Even as America thrived following World War II, there was one affliction the nation couldn’t seem to shake: polio. In 1952, there were more than 57,000 cases, the worst year on record. Confronted by this epidemic, virologists sat down to discuss a game plan, but a rift quickly developed between the two leading scientists.

Raised in Jewish immigrant communities throughout New York, Jonas Salk would become one of the most cherished scientists of his generation and the widely-accepted conqueror of polio. He believed the answer lay in a “killed” vaccine, in which the virus is grown in tissue culture, neutralized by a chemical agent and injected. Albert Sabin, who as a teenager moved to New Jersey to escape the pogroms in Poland in 1920, championed the cause of the oral “live” vaccine, where the amount of virus is too small to prevent transmission but just enough to give immunity.

Sabin was a brilliant but strong-headed virologist who clashed with Salk from the beginning. Eight years his senior, Sabin was already working on polio research when Salk was finishing high school.
In his book Polio: An American Story, David M. Oshinsky describes one early encounter in 1948 at a conference discussing the best methods to map the different strains of polio virus.

When scientist Thomas Turner raised the possibility of using a different approach—one that Salk had been mulling over himself—the young researcher made the mistake of jumping in enthusiastically.
“Dr. Salk, you should know better than to ask a question like that,” Sabin snapped back.

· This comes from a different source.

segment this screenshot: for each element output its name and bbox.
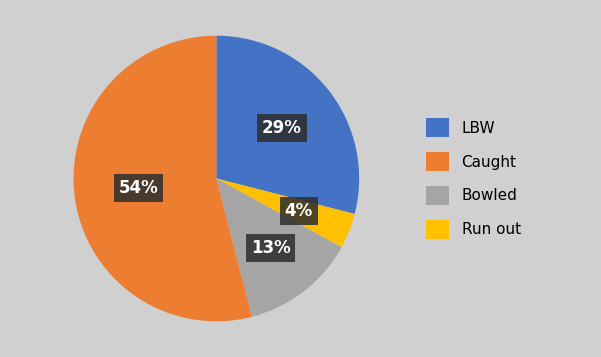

Salk later compared the experience to “being kicked in the teeth.” He added: “I could feel the resistance and hostility and the disapproval,” he said. “I never attended a single one of those meetings afterward without that same feeling.”

Ill-blood between the two scientists lingered after that public put-down. Salk would gain recognition for inventing the first polio vaccine, but the elder Sabin would never come around to the idea of using a killed virus.

That argument would outlive the two scientists.

After a series of trials in the late 1950s, Sabin’s live vaccine has seemingly won the race for supremacy in the fight against polio.

But a report released in July last year by the World Health Organization (WHO) may provide a poetic resolution to the debate between the two camps. The answer: a combination of both vaccines may be the most effective way to defeat the disease. After a series of trials in India in 2011 and 2012, researchers found that administering the injected vaccine alongside the live virus boosted immunity significantly. Now the WHO is recommending this approach throughout the remaining polio endemic countries.

In 1988, the year the Global Polio Eradication Initiative began, there were more than 350,000 new cases of polio, according to the WHO. In 2013, there were 416 cases.

The oral vaccine has proved so successful that the time has come for a reintroduction of the inactivated vaccine, leading up to what the scientific community has dubbed the “endgame.” This would wipe out the last traces of the poliovirus in the few places around the world where it still remains endemic.

Roland Sutter, a WHO doctor who is the head of research for the Global Polio Eradication Initiative, says the discovery gives Salk’s vaccine a new role in the developing world.

“You have always had people who feel like they need to be in one or another camp,” Sutter says. “Now I think everybody is comfortable with the inactivated vaccine.”

So even if the two rival scientists were never able to end their lifetime feud, their combined methods for combating polio are man’s best chance for eradicating polio.

James Reddick is a graduate student at U.C. Berkeley's School of Journalism and part of the Investigative Reporting Program's team.